When you commit to causing no harm in your relationship with money, you aim to understand how your choices cause harm to yourself and others and take action to mitigate that harm.
The sixth principle of Positive Money helps you recognize how you’re capable of inflicting harm on yourself and others in the ways you think, feel, and act in your relationship with money. This can look as simple as buying something that puts you in debt or as complex as ongoing patterns of feeling unworthy. If you use money for control or power over others as a measure of your self-worth or a way to separate yourself from others, it’s being used for harm. If you get down on yourself for not earning more or you think you’re stupid because you don’t know more about money, you’re also causing harm.
When you commit to the sixth principle of Positive Money, you get curious about the subtle or not-so-subtle ways your words or actions may cause harm and you aim to make changes that will lead to more positive outcomes.
Examples of Positive Money Principle 6
The following are some examples.
• Notice the words or phrases you use when talking about money that might be hiding your bias or making it ok for you to judge. For example, if you automatically say something is ‘expensive,’ is that a fact or your opinion? A fact would be that the price for a Mercedes is higher than that of a Kia. Your opinion may be that the Mercedes is expensive while someone else might not describe it that way. If you want to stick with the facts, the Mercedes is outside your price range right now, though perhaps it won’t be one day. While you reflect on how or when you use the word “expensive,” think about other ways you attach judgment to everyday words like ‘rich,’ ‘poor,’ or ‘lazy.’
• Replace old stories or habits that no longer serve you with ones that do. When one of my business clients realized how often she assumed what her customers could or could not afford, she decided that it was time to stay out of their pocketbook and focus more on hers. She thought about different offers she could make that felt good for her and her bank account, knowing that some potential clients would accept and others wouldn’t.
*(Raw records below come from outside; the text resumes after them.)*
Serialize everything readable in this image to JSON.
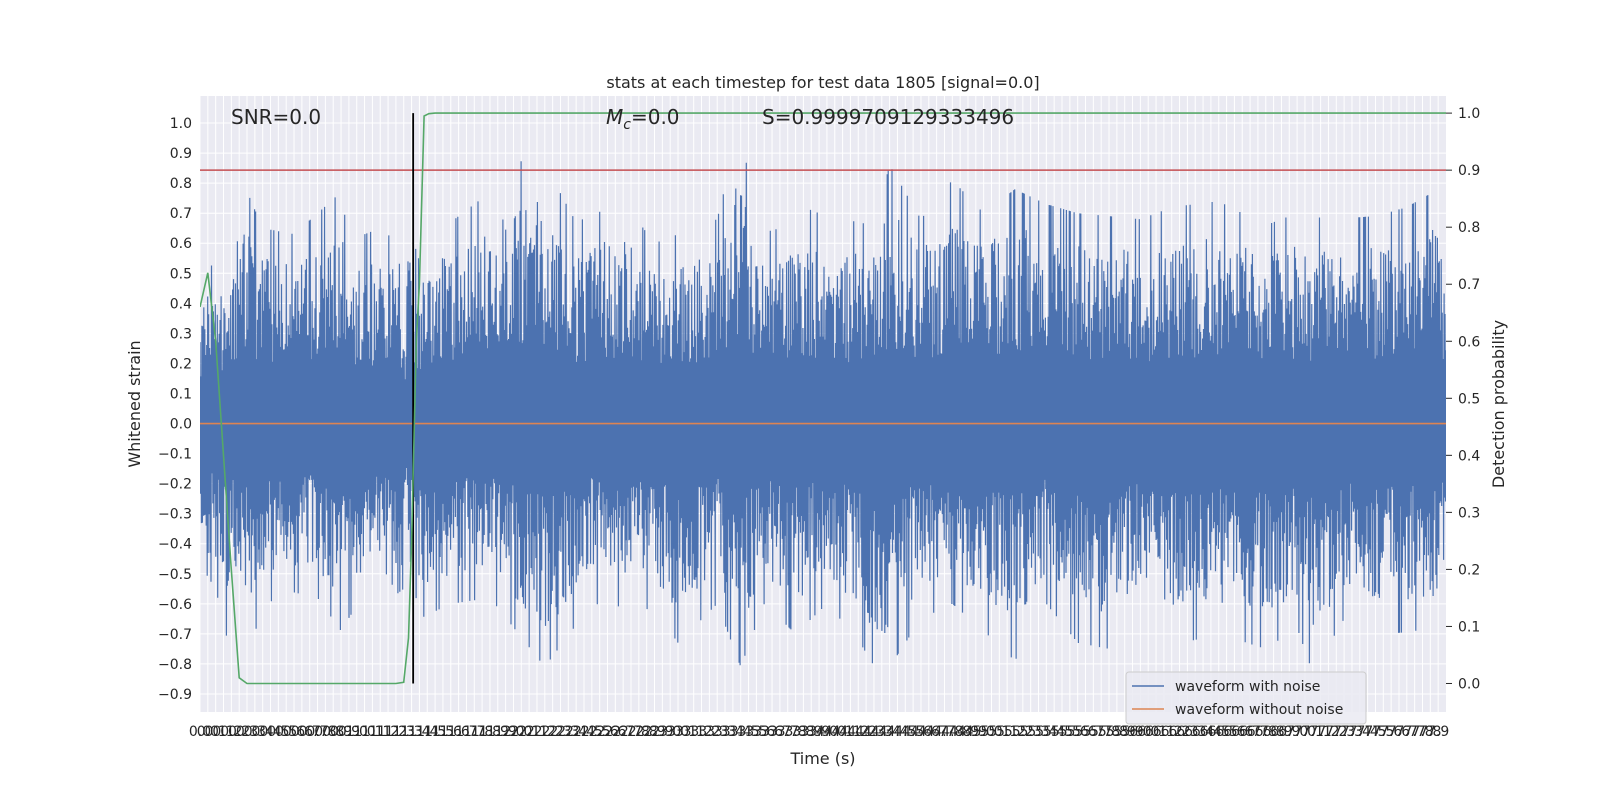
{
  "chart_data": {
    "type": "line",
    "title": "stats at each timestep for test data 1805 [signal=0.0]",
    "xlabel": "Time (s)",
    "ylabel": "Whitened strain",
    "y2label": "Detection probability",
    "xlim": [
      0.0,
      7.95
    ],
    "ylim": [
      -0.96,
      1.09
    ],
    "y2lim": [
      -0.05,
      1.03
    ],
    "x_ticks": [
      0.0,
      0.05,
      0.1,
      0.15,
      0.2,
      0.25,
      0.3,
      0.35,
      0.4,
      0.45,
      0.5,
      0.55,
      0.6,
      0.65,
      0.7,
      0.75,
      0.8,
      0.85,
      0.9,
      0.95,
      1.0,
      1.05,
      1.1,
      1.15,
      1.2,
      1.25,
      1.3,
      1.35,
      1.4,
      1.45,
      1.5,
      1.55,
      1.6,
      1.65,
      1.7,
      1.75,
      1.8,
      1.85,
      1.9,
      1.95,
      2.0,
      2.05,
      2.1,
      2.15,
      2.2,
      2.25,
      2.3,
      2.35,
      2.4,
      2.45,
      2.5,
      2.55,
      2.6,
      2.65,
      2.7,
      2.75,
      2.8,
      2.85,
      2.9,
      2.95,
      3.0,
      3.05,
      3.1,
      3.15,
      3.2,
      3.25,
      3.3,
      3.35,
      3.4,
      3.45,
      3.5,
      3.55,
      3.6,
      3.65,
      3.7,
      3.75,
      3.8,
      3.85,
      3.9,
      3.95,
      4.0,
      4.05,
      4.1,
      4.15,
      4.2,
      4.25,
      4.3,
      4.35,
      4.4,
      4.45,
      4.5,
      4.55,
      4.6,
      4.65,
      4.7,
      4.75,
      4.8,
      4.85,
      4.9,
      4.95,
      5.0,
      5.05,
      5.1,
      5.15,
      5.2,
      5.25,
      5.3,
      5.35,
      5.4,
      5.45,
      5.5,
      5.55,
      5.6,
      5.65,
      5.7,
      5.75,
      5.8,
      5.85,
      5.9,
      5.95,
      6.0,
      6.05,
      6.1,
      6.15,
      6.2,
      6.25,
      6.3,
      6.35,
      6.4,
      6.45,
      6.5,
      6.55,
      6.6,
      6.65,
      6.7,
      6.75,
      6.8,
      6.85,
      6.9,
      6.95,
      7.0,
      7.05,
      7.1,
      7.15,
      7.2,
      7.25,
      7.3,
      7.35,
      7.4,
      7.45,
      7.5,
      7.55,
      7.6,
      7.65,
      7.7,
      7.75,
      7.8,
      7.85,
      7.9
    ],
    "x_tick_labels": [
      "0.0",
      "0.0",
      "0.1",
      "0.1",
      "0.2",
      "0.2",
      "0.3",
      "0.3",
      "0.4",
      "0.4",
      "0.5",
      "0.5",
      "0.6",
      "0.6",
      "0.7",
      "0.7",
      "0.8",
      "0.8",
      "0.9",
      "0.9",
      "1.0",
      "1.0",
      "1.1",
      "1.1",
      "1.2",
      "1.2",
      "1.3",
      "1.3",
      "1.4",
      "1.4",
      "1.5",
      "1.5",
      "1.6",
      "1.6",
      "1.7",
      "1.7",
      "1.8",
      "1.8",
      "1.9",
      "1.9",
      "2.0",
      "2.0",
      "2.1",
      "2.1",
      "2.2",
      "2.2",
      "2.3",
      "2.3",
      "2.4",
      "2.4",
      "2.5",
      "2.5",
      "2.6",
      "2.6",
      "2.7",
      "2.7",
      "2.8",
      "2.8",
      "2.9",
      "2.9",
      "3.0",
      "3.0",
      "3.1",
      "3.1",
      "3.2",
      "3.2",
      "3.3",
      "3.3",
      "3.4",
      "3.4",
      "3.5",
      "3.5",
      "3.6",
      "3.6",
      "3.7",
      "3.7",
      "3.8",
      "3.8",
      "3.9",
      "3.9",
      "4.0",
      "4.0",
      "4.1",
      "4.1",
      "4.2",
      "4.2",
      "4.3",
      "4.3",
      "4.4",
      "4.4",
      "4.5",
      "4.5",
      "4.6",
      "4.6",
      "4.7",
      "4.7",
      "4.8",
      "4.8",
      "4.9",
      "4.9",
      "5.0",
      "5.0",
      "5.1",
      "5.1",
      "5.2",
      "5.2",
      "5.3",
      "5.3",
      "5.4",
      "5.4",
      "5.5",
      "5.5",
      "5.6",
      "5.6",
      "5.7",
      "5.7",
      "5.8",
      "5.8",
      "5.9",
      "5.9",
      "6.0",
      "6.0",
      "6.1",
      "6.1",
      "6.2",
      "6.2",
      "6.3",
      "6.3",
      "6.4",
      "6.4",
      "6.5",
      "6.5",
      "6.6",
      "6.6",
      "6.7",
      "6.7",
      "6.8",
      "6.8",
      "6.9",
      "6.9",
      "7.0",
      "7.0",
      "7.1",
      "7.1",
      "7.2",
      "7.2",
      "7.3",
      "7.3",
      "7.4",
      "7.4",
      "7.5",
      "7.5",
      "7.6",
      "7.6",
      "7.7",
      "7.7",
      "7.8",
      "7.8",
      "7.9"
    ],
    "y_ticks": [
      -0.9,
      -0.8,
      -0.7,
      -0.6,
      -0.5,
      -0.4,
      -0.3,
      -0.2,
      -0.1,
      0.0,
      0.1,
      0.2,
      0.3,
      0.4,
      0.5,
      0.6,
      0.7,
      0.8,
      0.9,
      1.0
    ],
    "y_tick_labels": [
      "−0.9",
      "−0.8",
      "−0.7",
      "−0.6",
      "−0.5",
      "−0.4",
      "−0.3",
      "−0.2",
      "−0.1",
      "0.0",
      "0.1",
      "0.2",
      "0.3",
      "0.4",
      "0.5",
      "0.6",
      "0.7",
      "0.8",
      "0.9",
      "1.0"
    ],
    "y2_ticks": [
      0.0,
      0.1,
      0.2,
      0.3,
      0.4,
      0.5,
      0.6,
      0.7,
      0.8,
      0.9,
      1.0
    ],
    "y2_tick_labels": [
      "0.0",
      "0.1",
      "0.2",
      "0.3",
      "0.4",
      "0.5",
      "0.6",
      "0.7",
      "0.8",
      "0.9",
      "1.0"
    ],
    "grid": true,
    "legend_position": "lower-right",
    "series": [
      {
        "name": "waveform with noise",
        "axis": "left",
        "color": "#4c72b0",
        "render": "dense-noise",
        "upper_envelope": {
          "x": [
            0.0,
            0.1,
            0.15,
            0.27,
            0.4,
            0.6,
            0.9,
            0.95,
            1.1,
            1.25,
            1.3,
            1.33,
            1.4,
            1.5,
            1.85,
            2.14,
            2.4,
            2.7,
            2.9,
            3.3,
            3.45,
            3.55,
            3.7,
            3.8,
            4.0,
            4.3,
            4.4,
            4.6,
            4.8,
            5.0,
            5.2,
            5.4,
            5.6,
            5.8,
            6.0,
            6.2,
            6.5,
            6.8,
            7.0,
            7.2,
            7.5,
            7.7,
            7.9,
            7.95
          ],
          "y": [
            0.46,
            0.55,
            0.5,
            0.81,
            0.65,
            0.63,
            0.77,
            0.61,
            0.64,
            0.62,
            0.42,
            0.66,
            0.54,
            0.63,
            0.77,
            0.92,
            0.67,
            0.74,
            0.6,
            0.68,
            1.0,
            0.63,
            0.65,
            0.73,
            0.69,
            0.66,
            0.86,
            0.68,
            0.81,
            0.7,
            0.78,
            0.73,
            0.7,
            0.69,
            0.68,
            0.72,
            0.74,
            0.66,
            0.7,
            0.68,
            0.69,
            0.72,
            0.78,
            0.52
          ]
        },
        "lower_envelope": {
          "x": [
            0.0,
            0.1,
            0.17,
            0.2,
            0.35,
            0.5,
            0.75,
            0.9,
            1.1,
            1.2,
            1.25,
            1.3,
            1.33,
            1.4,
            1.6,
            1.85,
            2.2,
            2.5,
            2.9,
            3.05,
            3.3,
            3.45,
            3.6,
            3.8,
            4.0,
            4.2,
            4.35,
            4.6,
            4.8,
            5.0,
            5.2,
            5.4,
            5.6,
            5.8,
            6.0,
            6.2,
            6.5,
            6.8,
            7.0,
            7.1,
            7.3,
            7.6,
            7.9,
            7.95
          ],
          "y": [
            -0.47,
            -0.55,
            -0.71,
            -0.55,
            -0.69,
            -0.55,
            -0.58,
            -0.69,
            -0.52,
            -0.5,
            -0.57,
            -0.55,
            -0.42,
            -0.65,
            -0.6,
            -0.58,
            -0.81,
            -0.6,
            -0.62,
            -0.73,
            -0.6,
            -0.81,
            -0.6,
            -0.7,
            -0.6,
            -0.72,
            -0.85,
            -0.65,
            -0.6,
            -0.69,
            -0.79,
            -0.6,
            -0.73,
            -0.75,
            -0.62,
            -0.74,
            -0.7,
            -0.75,
            -0.68,
            -0.83,
            -0.65,
            -0.7,
            -0.68,
            -0.47
          ]
        }
      },
      {
        "name": "waveform without noise",
        "axis": "left",
        "color": "#dd8452",
        "x": [
          0.0,
          7.95
        ],
        "y": [
          0.0,
          0.0
        ]
      },
      {
        "axis": "right",
        "color": "#55a868",
        "x": [
          0.0,
          0.05,
          0.1,
          0.15,
          0.2,
          0.25,
          0.3,
          0.35,
          0.4,
          0.5,
          0.8,
          1.0,
          1.2,
          1.25,
          1.3,
          1.33,
          1.35,
          1.38,
          1.4,
          1.43,
          1.46,
          1.5,
          1.6,
          2.0,
          3.0,
          4.0,
          5.0,
          6.0,
          7.0,
          7.95
        ],
        "y": [
          0.66,
          0.72,
          0.6,
          0.4,
          0.2,
          0.01,
          0.0,
          0.0,
          0.0,
          0.0,
          0.0,
          0.0,
          0.0,
          0.0,
          0.002,
          0.08,
          0.25,
          0.6,
          0.7,
          0.995,
          0.999,
          1.0,
          1.0,
          1.0,
          1.0,
          1.0,
          1.0,
          1.0,
          1.0,
          1.0
        ]
      }
    ],
    "threshold_line": {
      "axis": "right",
      "color": "#c44e52",
      "y": 0.9
    },
    "vertical_line": {
      "axis": "right",
      "color": "#000000",
      "x": 1.36,
      "y_from": 0.0,
      "y_to": 1.0
    },
    "annotations": [
      {
        "text": "SNR=0.0"
      },
      {
        "text": "M_c=0.0",
        "math_main": "M",
        "math_sub": "c",
        "math_rest": "=0.0"
      },
      {
        "text": "S=0.9999709129333496"
      }
    ]
  }
}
• Accept that others may not agree with you or adhere to your worldview. This can be a tough one, especially when you’re so certain about your beliefs and values that you judge others for theirs. For example, I’m worried about the impacts of climate change and can’t believe that millions of others aren’t either because they don’t know or don’t care. This causes me pain because I worry about our future and feel so helpless. I do have options, however. I can help to educate and advocate.